34 I now turn to whether under Rule 33 the successful plaintiff should have his costs and if so, to what extent.
35 The purpose of the applicable Rules is to encourage litigants to commence or maintain their proceedings in the court which has an appropriate extent of jurisdiction such as to ensure that the cases which remain in this court are of appropriate importance, complexity or nature suitable to be decided in this court rather than the District Court. The rules seek to achieve this result by requiring the satisfaction of the flexible but objective criteria posed by Part 52A Rule 33(2) before costs are ordered even for a successful party and by diminishing those costs unless otherwise ordered proportionately to the range in which the verdict is placed.
36 Where the issues are legally complex and novel, where because of that, the argument is sophisticated and vigorous and the resolution of the issues likely to produce valuable procedural or substantive precedents, a matter might be maintained in this court and consistently with authority, costs might be awarded in the sound exercise of discretion, giving full regard to what was said in John Fairfax & Sons Limited v. Palmer (1987) 8 NSWLR 297 and Toomey v. John Fairfax & Sons Limited (Hunt, CJ. at CL., unreported 22 May 1995) and in the cases cited therein. Notwithstanding the changes in the Rules, the principles applicable to the making of exceptional orders, remain of great importance.

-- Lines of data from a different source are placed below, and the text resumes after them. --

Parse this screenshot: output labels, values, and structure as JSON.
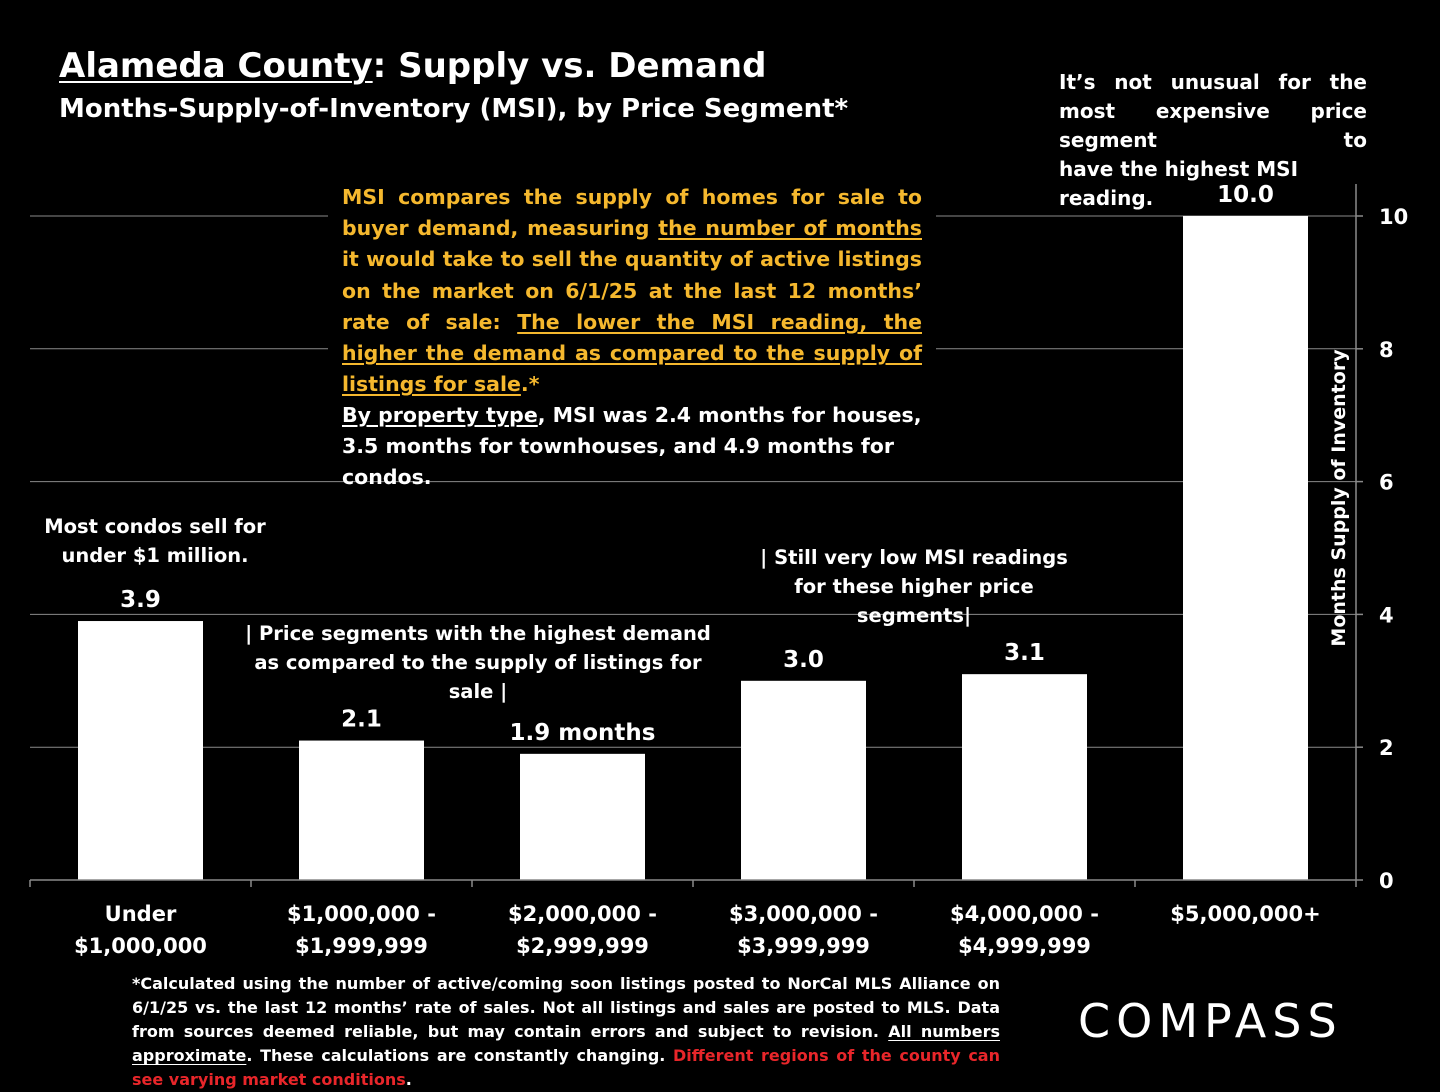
{
  "title_underlined": "Alameda County",
  "title_rest": ": Supply vs. Demand",
  "subtitle": "Months-Supply-of-Inventory (MSI), by Price Segment*",
  "top_note": "It’s not unusual for the most expensive price segment to",
  "top_note_last": "have the highest MSI reading.",
  "msi_box": {
    "p1_a": "MSI compares the supply of homes for sale to buyer demand, measuring ",
    "p1_u": "the number of months",
    "p1_b": " it would take to sell the quantity of active listings on the market on 6/1/25 at the last 12 months’ rate of sale: ",
    "p1_u2": "The lower the MSI reading, the higher the demand as compared to the supply of listings for sale",
    "p1_c": ".*",
    "p2_u": "By property type",
    "p2_rest": ", MSI was 2.4 months for houses, 3.5 months for townhouses, and 4.9 months for condos."
  },
  "annotations": {
    "condos": "Most condos sell for under $1 million.",
    "highest_demand": "| Price segments with the highest demand as compared to the supply of listings for sale |",
    "low_msi": "| Still very low MSI readings for these higher price segments|"
  },
  "footnote": {
    "a": "*Calculated using the number of active/coming soon listings posted to NorCal MLS Alliance on 6/1/25 vs. the last 12 months’ rate of sales. Not all listings and sales are posted to MLS. Data from sources deemed reliable, but may contain errors and subject to revision. ",
    "u": "All numbers approximate",
    "b": ". These calculations are constantly changing. ",
    "red": "Different regions of the county can see varying market conditions",
    "c": "."
  },
  "logo_text": "COMPASS",
  "colors": {
    "bars": "#ffffff",
    "msi_text": "#f5b82e",
    "red_text": "#e8262a",
    "background": "#000000"
  },
  "chart_data": {
    "type": "bar",
    "categories": [
      [
        "Under",
        "$1,000,000"
      ],
      [
        "$1,000,000 -",
        "$1,999,999"
      ],
      [
        "$2,000,000 -",
        "$2,999,999"
      ],
      [
        "$3,000,000 -",
        "$3,999,999"
      ],
      [
        "$4,000,000 -",
        "$4,999,999"
      ],
      [
        "$5,000,000+"
      ]
    ],
    "values": [
      3.9,
      2.1,
      1.9,
      3.0,
      3.1,
      10.0
    ],
    "data_labels": [
      "3.9",
      "2.1",
      "1.9 months",
      "3.0",
      "3.1",
      "10.0"
    ],
    "ylabel": "Months Supply of Inventory",
    "ylim": [
      0,
      10
    ],
    "yticks": [
      0,
      2,
      4,
      6,
      8,
      10
    ],
    "y_axis_side": "right",
    "grid": true
  }
}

37 Here, the defence vigorously fought all issues and required the exploration of novel, complex and sophisticated concepts to dispose of the matters raised, as his Honour's judgments show. It hardly lies in the defence mouth to submit as it has that it was a simple case. The otherwise limited factual ambit and importance of the case as shown by the evidence and verdicts do not reflect the matters of great difficulty and legal importance which, by reason of the way the parties fought the case had to be resolved. There were decisions on the application of new procedures, new legislation and new damages concepts and which were assisted by extensive argument resulting in detailed judgments on matters of important principle for future litigation in defamation in this and other courts.
38 In my view, this was an appropriate matter to be maintained in the Supreme Court once the application to amend and the necessity to explore new procedures to accommodate the new legislation arose. The damages issues followed as a consequence.
39 The very level of debate persuades me that this is also a matter in which the plaintiff should have his full costs of the action until verdict and judgment. Thereafter, since what occurred was on the application of both parties, the costs of his Honour's stepping down and of the costs argument before me should not fall otherwise than on the parties incurring them.
40 I order that the second plaintiff pay the defendants' costs of her action limited as I have said and that the defendants pay the first plaintiff's costs of his action up to Donovan, AJ. retiring from the matter. Thereafter each party is to pay their own costs.